Have you ever considered buying an air purifier for your home?
You will come across one name even if you do basic research on air purifiers. There is no need to also buy one. Yes, you have guessed it right. The word is HEPA.
HEPA stands for High-Efficiency Particulate Air.
There are other terminologies as well such as High-Efficiency Particulate Absorber, or High-Efficiency Particulate Arresting, or High-Efficiency Particulate Arrestance. It does not matter.
William Shakespeare had said once, ‘A Rose by any other name shall smell as sweet.’
HEPA Filters – High Standards
A HEPA air filter should be able to eliminate 99.97% of particles of size greater than or equal to 0.3µm from the air that passes through it.
Understand that microns are one-millionth of a millimetre. Let us have a realistic understanding of the size. The diameter of one strand of human hair is between 50µm to 100µm in size. Anything less than 10µm in size is not visible to the human eye.
Now, you have an idea what 0.3µm constitutes. Let us now look at the dimensions of the various airborne particles.
- Bacteria – 0.3 to 60 microns
- Car emission – 1 to 150 microns
- Spores – 3 to 40 microns
- Mould – 3 to 12 microns
How does the HEPA filter work?
HEPA filters are a composition of a mat of randomly arranged fibres. Usually made of fibreglass they possess diameters between 0.5 and 2 micrometres.
Three key factors namely fibre diameter, filter thickness, and face velocity affect its functions. In the ordinary course, the air space between the HEPA filter fibres is greater than 0.3µm.
People assume that the HEPA filter acts like a sieve thereby allowing particles smaller than the openings to pass through. It is an abstract thought. The design of HEPA filters is such that it targets the smallest of pollutants and particles. A combination of the following three mechanisms is at work in a HEPA filter.
Particles that flow along with the air stream come within one radius of a fibre and adhere to it.
The air tends to change its flow as it approaches the filters. The larger particles are unable to avoid the filters because they do not follow the curving contours of the air stream. Hence, they dash on to the fibres and embed into them directly. The higher the velocity of the air and lower the fibre separation results in a higher impaction.
This method caters to the smallest of pollutants, especially less than 0.1µm in size. These particles collide with the gas molecules and slow down. It results in the arresting of the particles by either the interception or the impaction procedure. It is dominant at lower air velocities. This phenomenon is also referred to as Brownian motion.
Thus, you see that the HEPA filters can trap particles less than 0.3µm as well.

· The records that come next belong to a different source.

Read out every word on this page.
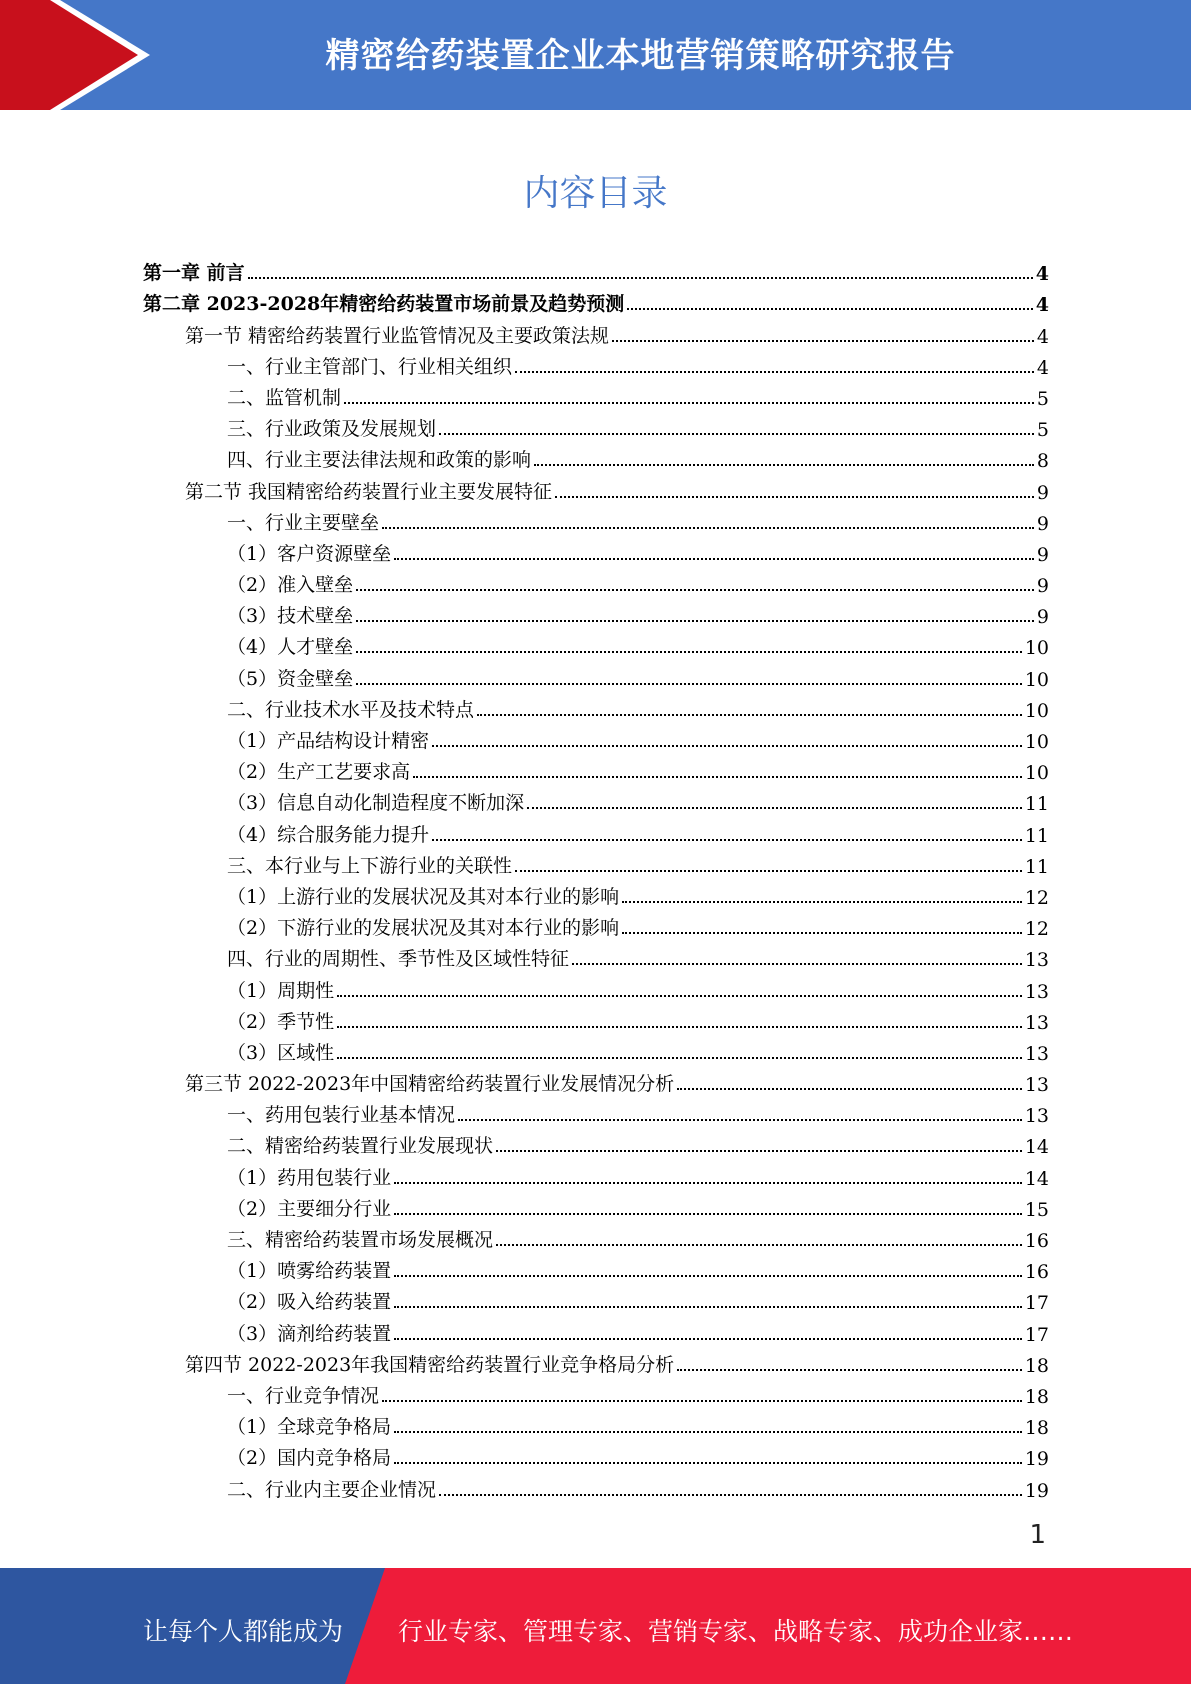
精密给药装置企业本地营销策略研究报告
内容目录
第一章 前言	4
第二章 2023-2028年精密给药装置市场前景及趋势预测	4
第一节 精密给药装置行业监管情况及主要政策法规	4
一、行业主管部门、行业相关组织	4
二、监管机制	5
三、行业政策及发展规划	5
四、行业主要法律法规和政策的影响	8
第二节 我国精密给药装置行业主要发展特征	9
一、行业主要壁垒	9
（1）客户资源壁垒	9
（2）准入壁垒	9
（3）技术壁垒	9
（4）人才壁垒	10
（5）资金壁垒	10
二、行业技术水平及技术特点	10
（1）产品结构设计精密	10
（2）生产工艺要求高	10
（3）信息自动化制造程度不断加深	11
（4）综合服务能力提升	11
三、本行业与上下游行业的关联性	11
（1）上游行业的发展状况及其对本行业的影响	12
（2）下游行业的发展状况及其对本行业的影响	12
四、行业的周期性、季节性及区域性特征	13
（1）周期性	13
（2）季节性	13
（3）区域性	13
第三节 2022-2023年中国精密给药装置行业发展情况分析	13
一、药用包装行业基本情况	13
二、精密给药装置行业发展现状	14
（1）药用包装行业	14
（2）主要细分行业	15
三、精密给药装置市场发展概况	16
（1）喷雾给药装置	16
（2）吸入给药装置	17
（3）滴剂给药装置	17
第四节 2022-2023年我国精密给药装置行业竞争格局分析	18
一、行业竞争情况	18
（1）全球竞争格局	18
（2）国内竞争格局	19
二、行业内主要企业情况	19
1
让每个人都能成为 行业专家、管理专家、营销专家、战略专家、成功企业家……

HEPA Filters – The Utility
The initial use of the HEPA filters was in the nuclear industry to eliminate the dangerous radioactive particles. However, the Swedish Company IQAir patented the HEPA filters for use in air purifiers. Today, you have the use of HEPA filters in air purifiers, hospitals, aircraft, and the latest Tesla car models.
HEPA Filter – Pros & Cons
- HEPA filters can clean and purify the circulated air
- They can keep out 99.97% of pollutants equal to or greater than 0.3µm
- Dust and debris do not have any chance against the HEPA filter
- It cannot trap pollutants like gas molecules, fumes, chemicals, and odours
- The cost is an inhibitive factor. Replacing the HEPA filter is an expensive affair
- The shape and compactness of the unit depends on the kind of HEPA filters you use
- Some of the HEPA filters are washable whereas others are not.

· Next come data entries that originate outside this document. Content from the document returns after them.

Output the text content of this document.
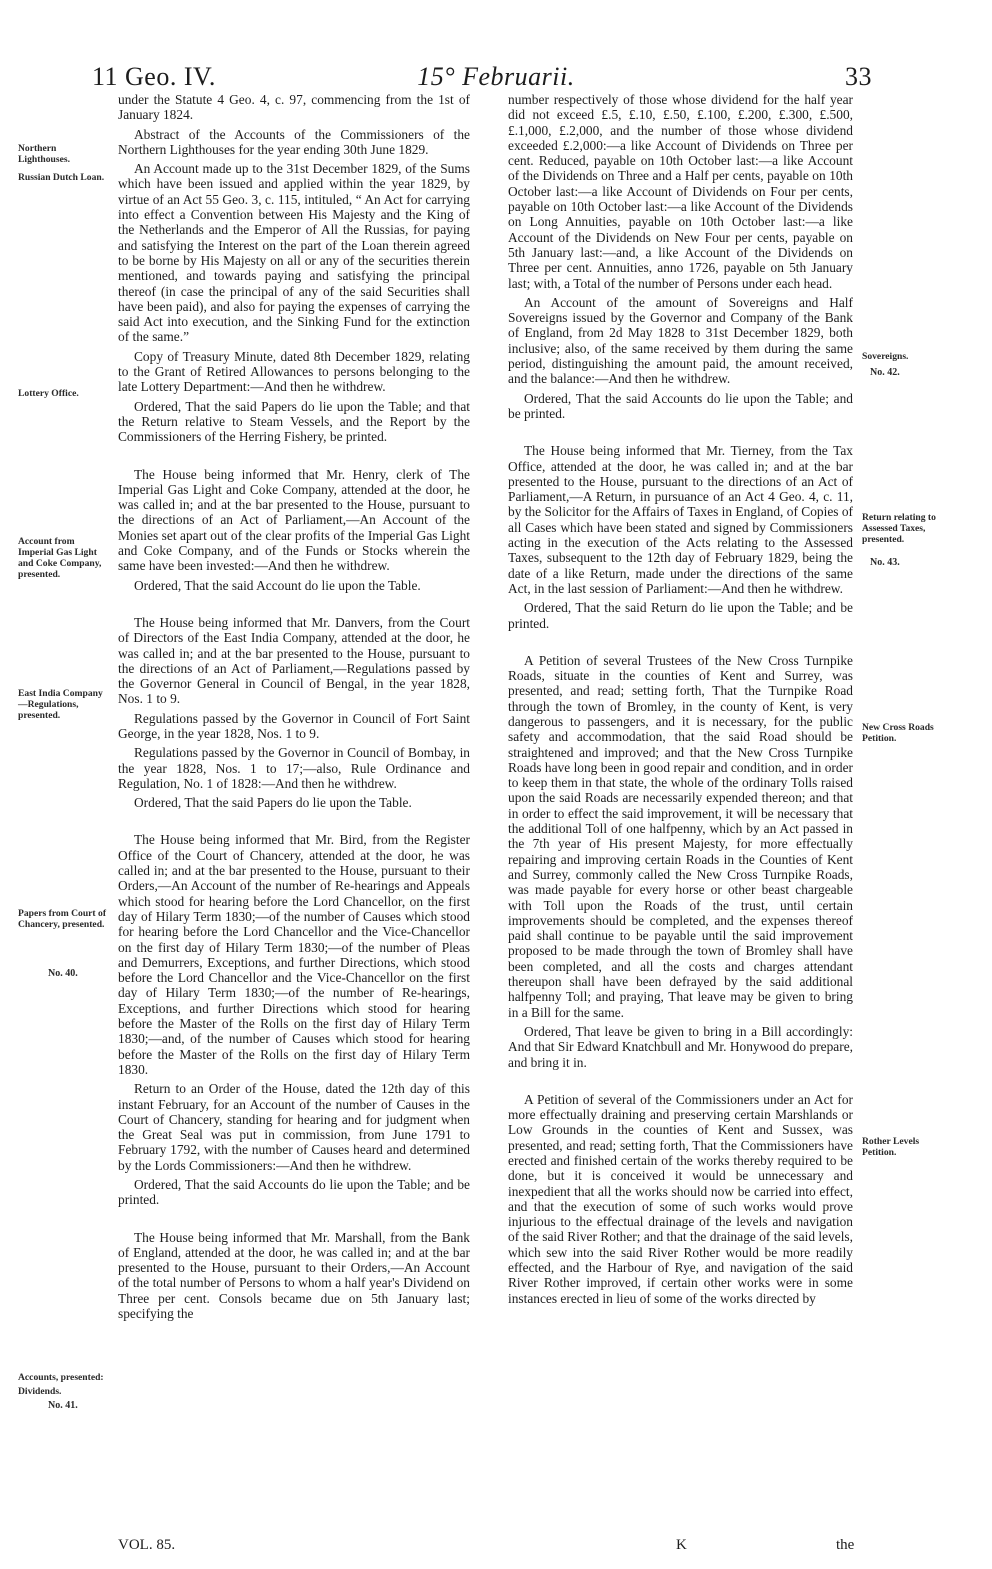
11 Geo. IV.	15° Februarii.	33
Northern Lighthouses.
Russian Dutch Loan.
Lottery Office.
Account from Imperial Gas Light and Coke Company, presented.
East India Company—Regulations, presented.
Papers from Court of Chancery, presented.
No. 40.
Accounts, presented:
Dividends.
No. 41.
Sovereigns.
No. 42.
Return relating to Assessed Taxes, presented.
No. 43.
New Cross Roads Petition.
Rother Levels Petition.

under the Statute 4 Geo. 4, c. 97, commencing from the 1st of January 1824.

Abstract of the Accounts of the Commissioners of the Northern Lighthouses for the year ending 30th June 1829.

An Account made up to the 31st December 1829, of the Sums which have been issued and applied within the year 1829, by virtue of an Act 55 Geo. 3, c. 115, intituled, “ An Act for carrying into effect a Convention between His Majesty and the King of the Netherlands and the Emperor of All the Russias, for paying and satisfying the Interest on the part of the Loan therein agreed to be borne by His Majesty on all or any of the securities therein mentioned, and towards paying and satisfying the principal thereof (in case the principal of any of the said Securities shall have been paid), and also for paying the expenses of carrying the said Act into execution, and the Sinking Fund for the extinction of the same.”

Copy of Treasury Minute, dated 8th December 1829, relating to the Grant of Retired Allowances to persons belonging to the late Lottery Department:—And then he withdrew.

Ordered, That the said Papers do lie upon the Table; and that the Return relative to Steam Vessels, and the Report by the Commissioners of the Herring Fishery, be printed.

The House being informed that Mr. Henry, clerk of The Imperial Gas Light and Coke Company, attended at the door, he was called in; and at the bar presented to the House, pursuant to the directions of an Act of Parliament,—An Account of the Monies set apart out of the clear profits of the Imperial Gas Light and Coke Company, and of the Funds or Stocks wherein the same have been invested:—And then he withdrew.

Ordered, That the said Account do lie upon the Table.

The House being informed that Mr. Danvers, from the Court of Directors of the East India Company, attended at the door, he was called in; and at the bar presented to the House, pursuant to the directions of an Act of Parliament,—Regulations passed by the Governor General in Council of Bengal, in the year 1828, Nos. 1 to 9.

Regulations passed by the Governor in Council of Fort Saint George, in the year 1828, Nos. 1 to 9.

Regulations passed by the Governor in Council of Bombay, in the year 1828, Nos. 1 to 17;—also, Rule Ordinance and Regulation, No. 1 of 1828:—And then he withdrew.

Ordered, That the said Papers do lie upon the Table.

The House being informed that Mr. Bird, from the Register Office of the Court of Chancery, attended at the door, he was called in; and at the bar presented to the House, pursuant to their Orders,—An Account of the number of Re-hearings and Appeals which stood for hearing before the Lord Chancellor, on the first day of Hilary Term 1830;—of the number of Causes which stood for hearing before the Lord Chancellor and the Vice-Chancellor on the first day of Hilary Term 1830;—of the number of Pleas and Demurrers, Exceptions, and further Directions, which stood before the Lord Chancellor and the Vice-Chancellor on the first day of Hilary Term 1830;—of the number of Re-hearings, Exceptions, and further Directions which stood for hearing before the Master of the Rolls on the first day of Hilary Term 1830;—and, of the number of Causes which stood for hearing before the Master of the Rolls on the first day of Hilary Term 1830.

Return to an Order of the House, dated the 12th day of this instant February, for an Account of the number of Causes in the Court of Chancery, standing for hearing and for judgment when the Great Seal was put in commission, from June 1791 to February 1792, with the number of Causes heard and determined by the Lords Commissioners:—And then he withdrew.

Ordered, That the said Accounts do lie upon the Table; and be printed.

The House being informed that Mr. Marshall, from the Bank of England, attended at the door, he was called in; and at the bar presented to the House, pursuant to their Orders,—An Account of the total number of Persons to whom a half year's Dividend on Three per cent. Consols became due on 5th January last; specifying the

number respectively of those whose dividend for the half year did not exceed £.5, £.10, £.50, £.100, £.200, £.300, £.500, £.1,000, £.2,000, and the number of those whose dividend exceeded £.2,000:—a like Account of Dividends on Three per cent. Reduced, payable on 10th October last:—a like Account of the Dividends on Three and a Half per cents, payable on 10th October last:—a like Account of Dividends on Four per cents, payable on 10th October last:—a like Account of the Dividends on Long Annuities, payable on 10th October last:—a like Account of the Dividends on New Four per cents, payable on 5th January last:—and, a like Account of the Dividends on Three per cent. Annuities, anno 1726, payable on 5th January last; with, a Total of the number of Persons under each head.

An Account of the amount of Sovereigns and Half Sovereigns issued by the Governor and Company of the Bank of England, from 2d May 1828 to 31st December 1829, both inclusive; also, of the same received by them during the same period, distinguishing the amount paid, the amount received, and the balance:—And then he withdrew.

Ordered, That the said Accounts do lie upon the Table; and be printed.

The House being informed that Mr. Tierney, from the Tax Office, attended at the door, he was called in; and at the bar presented to the House, pursuant to the directions of an Act of Parliament,—A Return, in pursuance of an Act 4 Geo. 4, c. 11, by the Solicitor for the Affairs of Taxes in England, of Copies of all Cases which have been stated and signed by Commissioners acting in the execution of the Acts relating to the Assessed Taxes, subsequent to the 12th day of February 1829, being the date of a like Return, made under the directions of the same Act, in the last session of Parliament:—And then he withdrew.

Ordered, That the said Return do lie upon the Table; and be printed.

A Petition of several Trustees of the New Cross Turnpike Roads, situate in the counties of Kent and Surrey, was presented, and read; setting forth, That the Turnpike Road through the town of Bromley, in the county of Kent, is very dangerous to passengers, and it is necessary, for the public safety and accommodation, that the said Road should be straightened and improved; and that the New Cross Turnpike Roads have long been in good repair and condition, and in order to keep them in that state, the whole of the ordinary Tolls raised upon the said Roads are necessarily expended thereon; and that in order to effect the said improvement, it will be necessary that the additional Toll of one halfpenny, which by an Act passed in the 7th year of His present Majesty, for more effectually repairing and improving certain Roads in the Counties of Kent and Surrey, commonly called the New Cross Turnpike Roads, was made payable for every horse or other beast chargeable with Toll upon the Roads of the trust, until certain improvements should be completed, and the expenses thereof paid shall continue to be payable until the said improvement proposed to be made through the town of Bromley shall have been completed, and all the costs and charges attendant thereupon shall have been defrayed by the said additional halfpenny Toll; and praying, That leave may be given to bring in a Bill for the same.

Ordered, That leave be given to bring in a Bill accordingly: And that Sir Edward Knatchbull and Mr. Honywood do prepare, and bring it in.

A Petition of several of the Commissioners under an Act for more effectually draining and preserving certain Marshlands or Low Grounds in the counties of Kent and Sussex, was presented, and read; setting forth, That the Commissioners have erected and finished certain of the works thereby required to be done, but it is conceived it would be unnecessary and inexpedient that all the works should now be carried into effect, and that the execution of some of such works would prove injurious to the effectual drainage of the levels and navigation of the said River Rother; and that the drainage of the said levels, which sew into the said River Rother would be more readily effected, and the Harbour of Rye, and navigation of the said River Rother improved, if certain other works were in some instances erected in lieu of some of the works directed by

VOL. 85.	K	the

Can you use HEPA filters in AC units?
No, it is not possible to have HEPA filters in Air Conditioner units because it will restrict the air flow thereby causing the evaporator coil to freeze and damage the AC unit.

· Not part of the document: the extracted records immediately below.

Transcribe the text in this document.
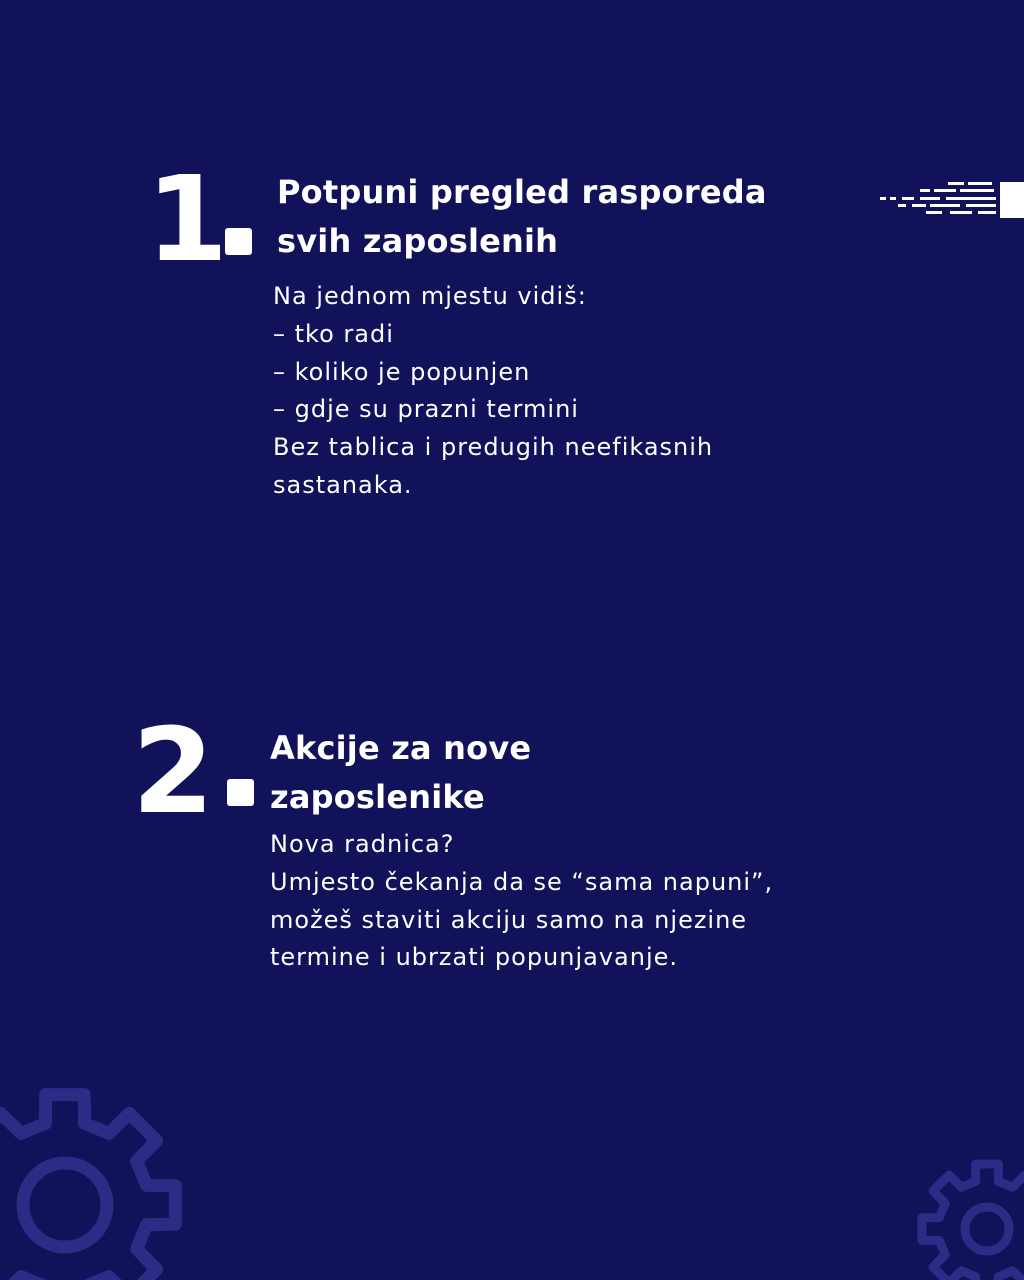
1 Potpuni pregled rasporeda
svih zaposlenih
Na jednom mjestu vidiš:
– tko radi
– koliko je popunjen
– gdje su prazni termini
Bez tablica i predugih neefikasnih
sastanaka.
2 Akcije za nove
zaposlenike
Nova radnica?
Umjesto čekanja da se “sama napuni”,
možeš staviti akciju samo na njezine
termine i ubrzati popunjavanje.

You need to install a blower fan to push the air at high speed through the HEPA filter. Replacing the HEPA filters is also expensive. However, you can have air purifiers and vacuum cleaners having HEPA filters.
A word of caution
HEPA is a new technology in India. You can come across air purifier and vacuum cleaner manufacturers resorting to marketing tricks like using the words HEPA-type, HEPA-style, or HEPA-like while describing their products.
They do not count as HEPA filters. There are five classifications of HEPA filters from A to E with HEPA-A being the least effective. The HEPA-E filters are highly efficient capable of dealing with chemical, biological, and even radiological particles.